With assistance from CamelBak, GU Energy Labs gathered heaps of trash. Pictured: Sean Bird
With origins dating to the early 1970s, Death Ride developed from SuperTour, a two-week cycling event. Nestled in SuperTour, the single day of Death Ride proved to be a keeper. Now, fast-forward to 2017 where more than 2,000 participants tackle five passes, 129 miles, and a ridiculous amount of vertical gain that hovers around 15,000 feet. All passes top out over 8,000 feet in elevation. “The views were incredible,” said Joe Hughes, a first-time Death Ride attendee and course clean-up rider. “The ride support was great and I really enjoyed the local cheering sections. They totally helped me out on a couple sections.”
After completing Death Ride on Saturday, a crew of six riders gathered for a Sunday clean-up ride.
For Death Ride, plenty of activity caused the need for a proper course cleaning. In 2014, rider waste peaked, which caused the need for change. In collaboration with CamelBak and TerraCycle, GU has provided a Sunday course-cleaning crew for the past two years. In 2015, approximately 10 pounds of debris, packets, and wrappers were collected. For 2017, our course-cleaning crew was impressed with the decreased amount of litter, both on Saturday, during Death Ride, and on Sunday, while cleaning.
GU Energy Labs is pleased to work with local cyclists, all while giving back to meaningful events. Pictured: Andy Bunnell, Photo: Brian Bauer.

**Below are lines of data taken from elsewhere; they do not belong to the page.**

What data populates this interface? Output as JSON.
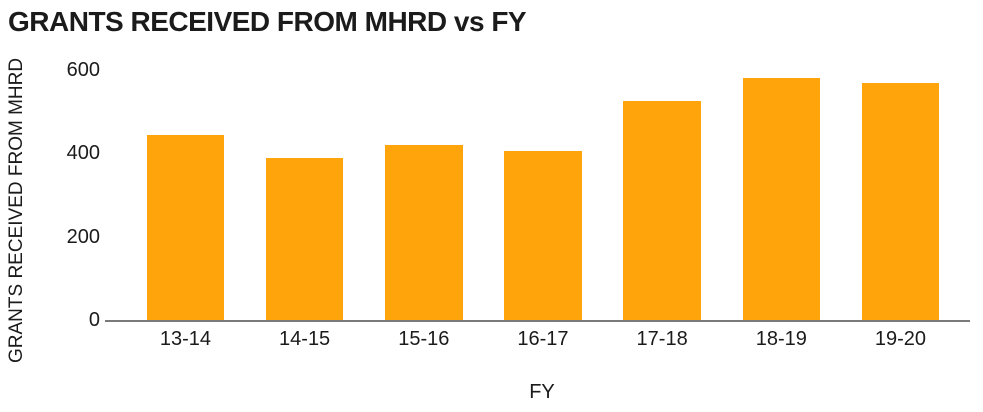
{
  "chart_data": {
    "type": "bar",
    "title": "GRANTS RECEIVED FROM MHRD vs FY",
    "xlabel": "FY",
    "ylabel": "GRANTS RECEIVED FROM MHRD",
    "categories": [
      "13-14",
      "14-15",
      "15-16",
      "16-17",
      "17-18",
      "18-19",
      "19-20"
    ],
    "values": [
      445,
      390,
      420,
      405,
      525,
      580,
      570
    ],
    "ylim": [
      0,
      600
    ],
    "yticks": [
      0,
      200,
      400,
      600
    ],
    "bar_color": "#FFA40B",
    "axis_line_color": "#7a7a7a",
    "text_color": "#1b1b1b",
    "background": "#ffffff",
    "grid": false,
    "legend_position": "none"
  }
}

With this in mind, positive change is taking place. As athletes, thank you very much for your assistance, while making both an environmentally and socially-conscious contribution. “You should want to have clean, unlittered places and feel pride in cleaning up your area of use,” said Joe Hughes. In the past, nutritional waste and litter have been common issues. While it still exists, we’re trying to change that conundrum.

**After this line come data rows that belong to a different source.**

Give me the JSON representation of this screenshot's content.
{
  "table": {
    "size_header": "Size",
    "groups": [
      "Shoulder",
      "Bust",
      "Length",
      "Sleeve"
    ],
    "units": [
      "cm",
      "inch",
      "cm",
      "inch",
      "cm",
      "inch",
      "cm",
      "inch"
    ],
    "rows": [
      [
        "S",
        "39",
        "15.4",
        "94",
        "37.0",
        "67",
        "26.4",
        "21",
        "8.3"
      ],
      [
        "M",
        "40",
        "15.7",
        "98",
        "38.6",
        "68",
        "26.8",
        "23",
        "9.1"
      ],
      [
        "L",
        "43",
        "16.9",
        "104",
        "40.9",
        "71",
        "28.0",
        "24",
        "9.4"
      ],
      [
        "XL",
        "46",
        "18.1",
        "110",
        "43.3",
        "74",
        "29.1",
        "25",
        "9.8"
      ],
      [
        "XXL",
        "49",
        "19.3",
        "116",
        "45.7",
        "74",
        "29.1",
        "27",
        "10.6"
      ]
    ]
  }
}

With our environment and courses in mind, GU Energy Labs is committed to giving back, while reducing nutritional waste. Pictured: Nat Tschoban
At GU, we partnered with TerraCycle to reduce our nutritional waste. They make products from materials that are difficult to recycle and, otherwise, destined for landfills. As we reduce nutritional waste, our aim is to make a positive contribution. Along with TerraCycle, affordable, innovative products are being upcycled. To play a part, find additional details about the relationship between GU and TerraCycle.
Whether you’re a rider or a runner, continue to stash your trash, while considering upcycling with GU and TerraCycle. To all who attended Death Ride, thank you for your assistance in leaving no trace. We’ll see you in 2018.